Classical review: Grimes on the Beach - The chilling case of the bodies in the waves

Passion, pride and the baleful sea seep into a shoreline production of Britten's great opera

Premiered in June 1945, the week after publication of an inquiry into the death of a 12-year-old at the hands of his brutal foster father, Peter Grimes is fraught with moral ambiguity. Though based on an 1810 poem by George Crabbe, opera's story of creeping paranoia in a Suffolk fishing community fits the uncertain months between the surrender of Germany and the bombing of Japan. Small places have long memories. Twenty-nine people were injured and 11 killed in one air raid on Aldeburgh, a short stroll from the site of Tim Albery's open-air staging of Britten's opera. In Grimes on the Beach, the grief and relief of the final summer of the war is evoked in an aerial prelude for a single Spitfire, its distant pirouettes echoed in the toy plane held aloft by a small boy racing over the salt-scrubbed boards of Leslie Travers's set of upturned fishing boats.

Last Monday, in the first of three performances to be filmed for cinema release, town and festival united in a collaboration that extended far beyond the picnic blankets and plastic ponchos. As shingle, sky and salt water faded into cobalt darkness, Alan Oke's enigmatic Grimes was framed in a halo of freezing mist, half-monster, half-man, his oilskin as black as the night. Crabbe was clear on the fisherman's guilt in the deaths of the two apprentice boys William and John. Britten, an outsider by dint of his sexuality and his pacifism, was not.

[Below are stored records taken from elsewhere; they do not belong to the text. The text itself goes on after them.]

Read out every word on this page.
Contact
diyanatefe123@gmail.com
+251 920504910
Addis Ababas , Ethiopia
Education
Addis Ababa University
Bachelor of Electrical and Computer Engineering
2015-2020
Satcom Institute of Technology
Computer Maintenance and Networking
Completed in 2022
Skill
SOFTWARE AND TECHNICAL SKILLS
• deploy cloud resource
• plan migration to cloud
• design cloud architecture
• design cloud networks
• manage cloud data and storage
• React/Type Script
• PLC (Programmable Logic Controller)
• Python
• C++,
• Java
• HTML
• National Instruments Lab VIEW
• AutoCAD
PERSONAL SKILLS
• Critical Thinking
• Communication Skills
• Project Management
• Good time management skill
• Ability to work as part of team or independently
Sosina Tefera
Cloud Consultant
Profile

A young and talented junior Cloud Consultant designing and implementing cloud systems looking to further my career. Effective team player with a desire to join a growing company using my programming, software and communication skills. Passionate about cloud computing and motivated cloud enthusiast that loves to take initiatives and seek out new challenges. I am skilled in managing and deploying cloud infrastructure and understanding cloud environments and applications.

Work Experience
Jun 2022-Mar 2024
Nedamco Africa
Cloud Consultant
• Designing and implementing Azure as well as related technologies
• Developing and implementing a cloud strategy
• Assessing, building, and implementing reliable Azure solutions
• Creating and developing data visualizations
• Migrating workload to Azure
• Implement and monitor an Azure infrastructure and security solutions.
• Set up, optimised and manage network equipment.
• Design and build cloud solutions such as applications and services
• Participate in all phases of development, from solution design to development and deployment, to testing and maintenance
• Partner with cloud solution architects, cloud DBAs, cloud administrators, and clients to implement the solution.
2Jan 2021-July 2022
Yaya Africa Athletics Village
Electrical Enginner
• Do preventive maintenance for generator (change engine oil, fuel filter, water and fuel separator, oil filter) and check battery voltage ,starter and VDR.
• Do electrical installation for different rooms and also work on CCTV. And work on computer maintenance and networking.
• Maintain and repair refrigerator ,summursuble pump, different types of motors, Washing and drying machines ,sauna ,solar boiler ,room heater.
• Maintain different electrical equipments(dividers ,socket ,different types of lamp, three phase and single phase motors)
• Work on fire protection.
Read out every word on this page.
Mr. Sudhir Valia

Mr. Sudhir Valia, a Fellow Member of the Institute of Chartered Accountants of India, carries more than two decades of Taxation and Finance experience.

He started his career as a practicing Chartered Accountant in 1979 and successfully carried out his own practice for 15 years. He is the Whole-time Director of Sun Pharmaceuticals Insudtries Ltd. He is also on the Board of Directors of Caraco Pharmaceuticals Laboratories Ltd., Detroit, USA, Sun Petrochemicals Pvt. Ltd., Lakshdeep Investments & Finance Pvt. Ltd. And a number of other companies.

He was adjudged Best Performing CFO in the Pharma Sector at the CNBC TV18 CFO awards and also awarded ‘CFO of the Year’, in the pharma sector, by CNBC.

He was fascinated by the story of a man hounded to his death by innuendo, lacing Grimes's violence with pity, and his suicide with poetic glamour. Sung live to an orchestra recorded in concert at Snape Maltings by Britten-Pears School players, with Steuart Bedford conducting from a dug-out, Albery's staging was both sympathetic and dynamic in its response to the text, the score and the chill surroundings.

Liberated from the confines of the famous orchestral interludes, the glittering, baleful sea seeped into every scene as the baying accusations from the public inquest, the brisk industry of washboard and washing line and the boozy banter of the pub hardened into something vicious and unstoppable. Inflamed by the apocalyptic ravings of Bob Boles (Robert Murray) and laudanum-fuelled suspicions of Mrs Sedley (Catherine Wyn-Rogers), the people of the Borough swept searchlights across the audience, their whispers now a roar: "Peter Grimes! Peter Grimes!" Neither Giselle Allen's huge-hearted Ellen nor David Kempster's authoritative Balstrode could calm this storm.

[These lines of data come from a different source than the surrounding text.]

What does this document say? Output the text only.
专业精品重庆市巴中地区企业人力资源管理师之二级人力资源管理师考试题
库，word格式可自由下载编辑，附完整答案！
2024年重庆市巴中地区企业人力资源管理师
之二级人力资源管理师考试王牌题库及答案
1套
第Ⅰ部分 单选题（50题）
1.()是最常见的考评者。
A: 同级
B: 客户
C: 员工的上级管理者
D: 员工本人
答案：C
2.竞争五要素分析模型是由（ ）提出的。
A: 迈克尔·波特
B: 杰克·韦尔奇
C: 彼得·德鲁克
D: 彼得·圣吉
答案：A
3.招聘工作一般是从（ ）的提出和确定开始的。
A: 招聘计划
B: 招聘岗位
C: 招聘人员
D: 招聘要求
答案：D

Musically, there were compromises. Recorded sound highlights the borrowed shards of Weill and Puccini and the tang of Broadway in Britten's choruses (sung here by Opera North and students from Guildhall). The voices of Auntie's Nieces (Charmian Bedford and Alexandra Hutton) spiralled into the air like the calls of gulls, while Oke remained a point of stillness, his harrowed heart unknowable. It took 24 hours for my ears to return to room temperature. It will take much longer to absorb the weight of pride and passion in this performance.

Opera criticism would normally rank low on any list of high-risk occupations. But as percussionist Helen Edordu smashed the fifth of 40 plates in Gerald Barry's The Importance of Being Earnest (Linbury Studio, London ****) and I dodged a splinter of china, I wondered if Ramin Gray's production was part of a plan to silence criticism of the Royal Opera. If so, Barry and cast members would have copped it first, not to mention the Britten Sinfonia and conductor Tim Murray. The contrast between the public gentility and private savagery of Oscar Wilde's comedy was blurred by modern dress and hectic movement but the kinetic energy of Barry's music is irresistible.

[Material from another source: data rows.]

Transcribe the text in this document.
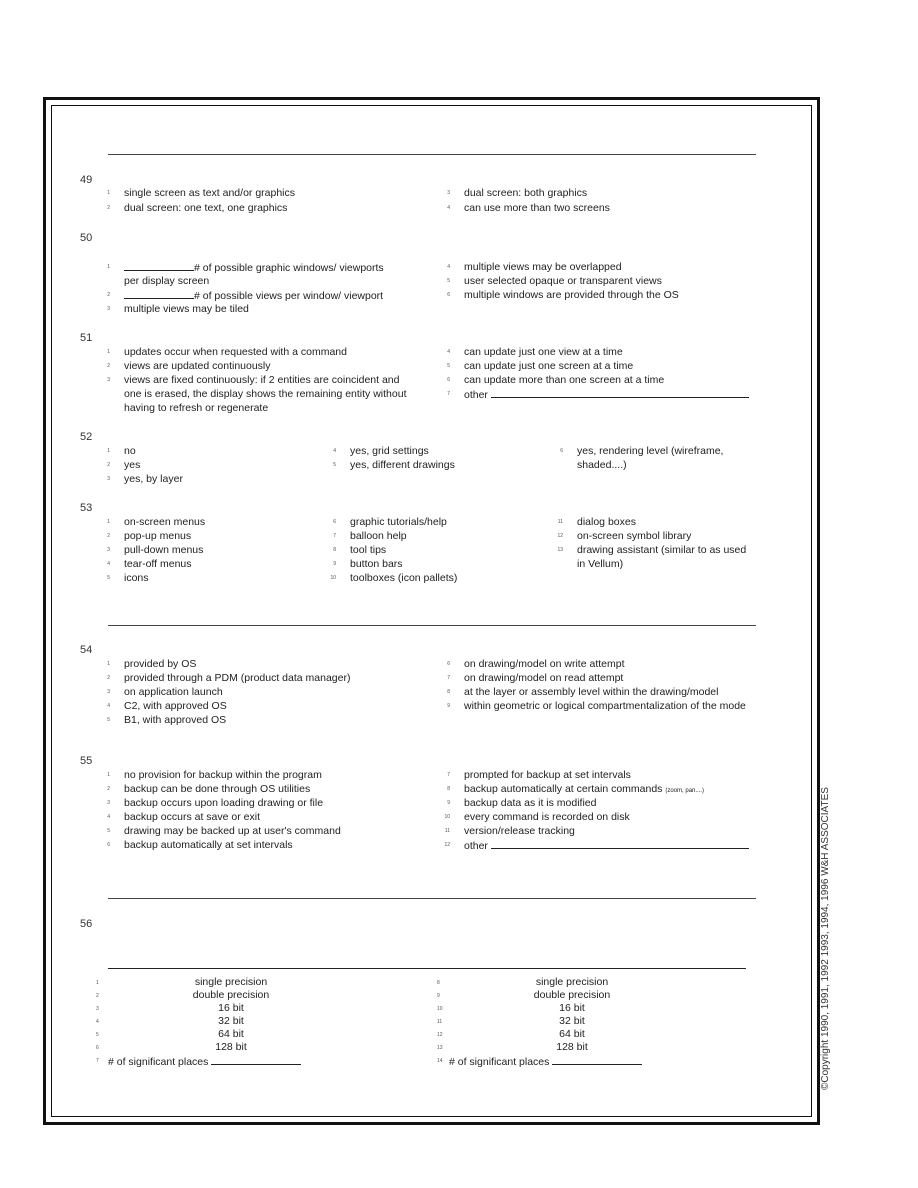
49
1 single screen as text and/or graphics
2 dual screen: one text, one graphics
3 dual screen: both graphics
4 can use more than two screens
50
1	# of possible graphic windows/ viewports
per display screen
2	# of possible views per window/ viewport
3 multiple views may be tiled
4 multiple views may be overlapped
5 user selected opaque or transparent views
6 multiple windows are provided through the OS
51
1 updates occur when requested with a command
2 views are updated continuously
3 views are fixed continuously: if 2 entities are coincident and one is erased, the display shows the remaining entity without having to refresh or regenerate
4 can update just one view at a time
5 can update just one screen at a time
6 can update more than one screen at a time
7 other
52
1 no
2 yes
3 yes, by layer
4 yes, grid settings
5 yes, different drawings
6 yes, rendering level (wireframe, shaded....)
53
1 on-screen menus
2 pop-up menus
3 pull-down menus
4 tear-off menus
5 icons
6 graphic tutorials/help
7 balloon help
8 tool tips
9 button bars
10 toolboxes (icon pallets)
11 dialog boxes
12 on-screen symbol library
13 drawing assistant (similar to as used in Vellum)
54
1 provided by OS
2 provided through a PDM (product data manager)
3 on application launch
4 C2, with approved OS
5 B1, with approved OS
6 on drawing/model on write attempt
7 on drawing/model on read attempt
8 at the layer or assembly level within the drawing/model
9 within geometric or logical compartmentalization of the mode
55
1 no provision for backup within the program
2 backup can be done through OS utilities
3 backup occurs upon loading drawing or file
4 backup occurs at save or exit
5 drawing may be backed up at user's command
6 backup automatically at set intervals
7 prompted for backup at set intervals
8 backup automatically at certain commands (zoom, pan....)
9 backup data as it is modified
10 every command is recorded on disk
11 version/release tracking
12 other
56
1	single precision
2	double precision
3	16 bit
4	32 bit
5	64 bit
6	128 bit
7 # of significant places
8	single precision
9	double precision
10	16 bit
11	32 bit
12	64 bit
13	128 bit
14 # of significant places	©Copyright 1990, 1991, 1992 1993, 1994, 1996 W&H ASSOCIATES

While Stephanie Marshall (Gwendolen) and Ida Falk Winland (Cecily) traded insults through megaphones and a pin-striped Alan Ewing boomed Lady Bracknell's idiosyncratic "Ode to Joy", Hilary Summers (Miss Prism) channelled TV's greatest wallflower, Rising Damp's Miss Jones. Another production is promised by Northern Ireland Opera. I can't wait.

Critic's Choice

Hänsel und Gretel, in a new production by Olivia Fuchs, opens in Garsington Opera's elegant temporary theatre at Wormsley, Buckinghamshire (tomorrow/Sunday). Stories from London, Jerusalem, Nicosia, Derry-Londonderry, Berlin, Vienna and Utrecht meet as Lore Lixenberg and the Brodsky Quartet give the world premiere of Trees, Walls, Cities, commissioned by the City of London Festival from Nigel Osborne, Drapers' Hall, London (Monday).